Desde aquel demócrata-franquista hasta la no menos paradójica Álvarez de Toledo, la nómina de negados para el ejercicio de la política ha sido desigual pero constante, una muestra de la sorprendente energía destinada por partidos y gobiernos a la promoción de ineptos, futuros renegados y encantados de haberse conocido. Más allá de sus virtudes profesionales o personales, en todos esos especímenes era fácil advertir desde el principio una insolvencia política esencial que les hacía poco recomendables incluso para los puestos de mando más modestos. Porque un rasgo de carácter común en esos elementos es, como diría Benet, la avilantez, una mezcla de arrogancia y osadía inversamente proporcional al valor real de su contribución a la política. De ahí su hiperactividad, su locuacidad, su ubicuidad mediática y casi mística, su negativa a abandonar la escena pública pase lo que pase y pese a quien pese.

Todavía se ve y se oye al exministro de Interior socialista José Luis Corcuera, que ya desde su designación merecía un Juan Benet para él solo, dando la brasa contra el Gobierno en televisiones y radios reaccionarias, irritado hasta la cólera porque nadie, salvo las televisiones y radios reaccionarias, le hace caso, o a Tomás Gómez, destituido por Pedro Sánchez de la secretaría del PSM, escribiendo a machamartillo en La Razón contra su enemigo íntimo y su ex partido en la onda obsesiva de Rosa Díez o de Girauta, no en vano declarados admiradores de la cesada portavoz popular.

Esos figurones ni siquiera parecen aceptar el hecho simple, al alcance de un niño pequeño, de que la notoriedad a la que se aferran con uñas y dientes se la deben a los partidos que insensatamente les promocionaron o en los que hicieron carrera. Sin el amparo, la legitimidad y el poder que les brindaban sus formaciones políticas y haciendo de la necesidad virtud, se transforman de la noche a la mañana en seres renacidos, espíritus libres, modelos de idealismo e insobornable autonomía personal, y para demostrarlo les falta el tiempo para poner verdes a los partidos políticos que les encumbraron, en realidad, según ellos, organizaciones mezquinas, núcleos de trepadores y mediocres, refractarios al pensamiento crítico.
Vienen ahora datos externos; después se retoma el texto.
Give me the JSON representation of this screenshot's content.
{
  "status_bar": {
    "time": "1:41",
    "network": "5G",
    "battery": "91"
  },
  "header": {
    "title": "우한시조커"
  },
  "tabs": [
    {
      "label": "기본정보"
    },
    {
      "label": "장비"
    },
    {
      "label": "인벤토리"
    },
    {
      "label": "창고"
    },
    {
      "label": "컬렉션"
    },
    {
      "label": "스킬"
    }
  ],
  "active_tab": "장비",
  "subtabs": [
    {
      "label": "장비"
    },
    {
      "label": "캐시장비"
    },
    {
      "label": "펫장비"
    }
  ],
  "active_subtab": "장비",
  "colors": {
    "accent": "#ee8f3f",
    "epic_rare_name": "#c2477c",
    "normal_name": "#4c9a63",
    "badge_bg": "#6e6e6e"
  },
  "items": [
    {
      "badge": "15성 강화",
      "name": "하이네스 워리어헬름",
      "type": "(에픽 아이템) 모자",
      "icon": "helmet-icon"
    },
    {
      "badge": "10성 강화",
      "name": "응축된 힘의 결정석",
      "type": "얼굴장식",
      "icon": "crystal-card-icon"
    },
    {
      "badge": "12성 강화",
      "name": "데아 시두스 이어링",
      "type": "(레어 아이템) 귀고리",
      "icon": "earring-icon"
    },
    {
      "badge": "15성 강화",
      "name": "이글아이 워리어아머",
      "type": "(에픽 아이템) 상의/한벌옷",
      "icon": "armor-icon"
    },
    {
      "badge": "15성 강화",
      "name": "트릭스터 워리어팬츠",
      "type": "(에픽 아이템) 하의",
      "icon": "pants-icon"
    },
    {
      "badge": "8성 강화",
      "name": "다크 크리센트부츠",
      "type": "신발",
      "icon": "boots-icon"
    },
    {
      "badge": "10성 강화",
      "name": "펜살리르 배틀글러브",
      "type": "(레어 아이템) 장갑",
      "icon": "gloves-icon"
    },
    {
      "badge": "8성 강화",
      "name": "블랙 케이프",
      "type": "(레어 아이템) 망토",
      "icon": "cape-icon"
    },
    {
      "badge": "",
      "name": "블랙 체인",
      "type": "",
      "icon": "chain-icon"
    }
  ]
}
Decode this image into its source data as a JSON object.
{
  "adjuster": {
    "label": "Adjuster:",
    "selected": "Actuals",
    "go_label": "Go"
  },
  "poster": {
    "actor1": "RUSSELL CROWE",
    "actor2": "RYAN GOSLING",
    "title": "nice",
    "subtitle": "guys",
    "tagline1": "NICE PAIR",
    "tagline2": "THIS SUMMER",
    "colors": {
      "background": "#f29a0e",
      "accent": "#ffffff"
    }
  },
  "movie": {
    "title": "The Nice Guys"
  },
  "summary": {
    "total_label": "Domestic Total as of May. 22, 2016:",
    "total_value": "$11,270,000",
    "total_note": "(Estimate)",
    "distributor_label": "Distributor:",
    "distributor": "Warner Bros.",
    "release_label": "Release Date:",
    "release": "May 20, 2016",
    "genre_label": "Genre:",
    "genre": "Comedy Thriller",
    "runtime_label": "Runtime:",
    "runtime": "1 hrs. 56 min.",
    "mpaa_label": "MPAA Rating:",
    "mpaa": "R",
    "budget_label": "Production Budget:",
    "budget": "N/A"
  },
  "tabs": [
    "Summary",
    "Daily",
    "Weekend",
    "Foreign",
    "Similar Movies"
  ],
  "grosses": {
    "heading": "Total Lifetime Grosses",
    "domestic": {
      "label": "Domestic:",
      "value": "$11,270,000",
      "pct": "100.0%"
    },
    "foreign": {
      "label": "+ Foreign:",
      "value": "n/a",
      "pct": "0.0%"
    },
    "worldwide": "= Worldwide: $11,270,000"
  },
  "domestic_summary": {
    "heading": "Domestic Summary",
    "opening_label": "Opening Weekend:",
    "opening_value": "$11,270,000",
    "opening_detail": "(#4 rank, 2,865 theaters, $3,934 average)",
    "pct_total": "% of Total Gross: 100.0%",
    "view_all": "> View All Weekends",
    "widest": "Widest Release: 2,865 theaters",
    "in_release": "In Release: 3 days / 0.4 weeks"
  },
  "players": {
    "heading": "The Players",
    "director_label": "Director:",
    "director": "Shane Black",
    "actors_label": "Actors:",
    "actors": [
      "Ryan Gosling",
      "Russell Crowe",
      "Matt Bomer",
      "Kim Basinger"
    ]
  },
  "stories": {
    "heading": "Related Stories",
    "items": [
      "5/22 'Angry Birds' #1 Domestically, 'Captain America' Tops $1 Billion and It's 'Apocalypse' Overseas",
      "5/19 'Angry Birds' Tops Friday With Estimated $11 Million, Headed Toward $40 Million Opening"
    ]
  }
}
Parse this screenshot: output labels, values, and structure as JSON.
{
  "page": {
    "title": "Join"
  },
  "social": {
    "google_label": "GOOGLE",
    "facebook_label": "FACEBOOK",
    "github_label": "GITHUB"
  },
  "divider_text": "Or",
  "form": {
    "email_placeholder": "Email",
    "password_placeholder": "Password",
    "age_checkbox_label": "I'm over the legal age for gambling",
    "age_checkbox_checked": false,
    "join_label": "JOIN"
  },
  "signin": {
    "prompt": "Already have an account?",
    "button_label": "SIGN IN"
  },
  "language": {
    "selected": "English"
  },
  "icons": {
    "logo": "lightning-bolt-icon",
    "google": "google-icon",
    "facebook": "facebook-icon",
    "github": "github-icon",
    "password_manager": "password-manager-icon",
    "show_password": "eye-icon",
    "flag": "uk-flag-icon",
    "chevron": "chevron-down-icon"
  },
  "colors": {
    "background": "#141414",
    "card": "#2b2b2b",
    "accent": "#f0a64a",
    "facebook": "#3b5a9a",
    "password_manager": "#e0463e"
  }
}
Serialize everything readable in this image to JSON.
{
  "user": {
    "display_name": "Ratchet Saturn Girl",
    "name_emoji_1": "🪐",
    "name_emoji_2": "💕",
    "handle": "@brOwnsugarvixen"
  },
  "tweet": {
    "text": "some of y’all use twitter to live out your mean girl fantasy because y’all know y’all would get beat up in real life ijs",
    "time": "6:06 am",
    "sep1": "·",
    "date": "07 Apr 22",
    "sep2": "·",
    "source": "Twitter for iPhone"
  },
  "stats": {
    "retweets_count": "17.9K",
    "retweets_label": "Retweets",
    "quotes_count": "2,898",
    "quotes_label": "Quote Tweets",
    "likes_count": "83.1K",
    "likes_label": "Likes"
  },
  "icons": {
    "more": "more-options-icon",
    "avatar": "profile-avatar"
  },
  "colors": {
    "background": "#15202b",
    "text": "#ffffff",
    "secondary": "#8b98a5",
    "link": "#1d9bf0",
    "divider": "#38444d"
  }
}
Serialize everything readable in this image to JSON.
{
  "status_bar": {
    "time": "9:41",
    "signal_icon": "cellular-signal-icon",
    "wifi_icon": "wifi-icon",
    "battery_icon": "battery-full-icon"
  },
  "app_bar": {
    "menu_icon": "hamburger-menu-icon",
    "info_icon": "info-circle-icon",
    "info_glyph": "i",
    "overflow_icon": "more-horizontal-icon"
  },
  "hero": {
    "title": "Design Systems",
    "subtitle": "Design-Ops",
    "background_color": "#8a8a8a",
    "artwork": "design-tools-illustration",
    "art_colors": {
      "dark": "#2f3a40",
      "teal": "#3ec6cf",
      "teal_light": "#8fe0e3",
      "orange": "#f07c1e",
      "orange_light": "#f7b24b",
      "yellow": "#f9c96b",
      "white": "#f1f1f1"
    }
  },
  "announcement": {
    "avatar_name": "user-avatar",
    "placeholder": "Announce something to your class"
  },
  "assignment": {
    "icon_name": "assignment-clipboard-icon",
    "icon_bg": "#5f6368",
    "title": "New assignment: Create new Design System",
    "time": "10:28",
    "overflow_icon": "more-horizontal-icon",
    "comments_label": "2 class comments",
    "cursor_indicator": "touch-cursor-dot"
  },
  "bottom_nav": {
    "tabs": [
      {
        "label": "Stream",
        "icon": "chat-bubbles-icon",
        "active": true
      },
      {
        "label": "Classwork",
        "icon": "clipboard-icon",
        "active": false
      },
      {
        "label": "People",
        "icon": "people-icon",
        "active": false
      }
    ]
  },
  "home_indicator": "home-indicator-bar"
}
Como era de esperar, a la representatividad expresada en votos y al reparto de poder derivado del cumplimiento de la ley suelen oponer razones morales o el dolor de hígado, o de España, expedientes quizás no muy ortodoxos ni presentables, pero nobles y patrióticos, legítimos cuando peligra la nación.

Más que misericordia o tolerancia esos boceras producidos sin tregua por la exótica democracia española merecen ser despachados simbólicamente a los lugares de expiación señalados ya hace cuarenta años por Juan Benet, aunque extremando el rigor de las condenas. Si las tradiciones se inventan, no perdamos la ocasión después de que nos hayan fallado tantas, y ante el eterno retorno de los fantoches gritemos juntos, a la defensiva, vertebrando España: «¡A Torrevieja!». «¡A las minas de Almadén!».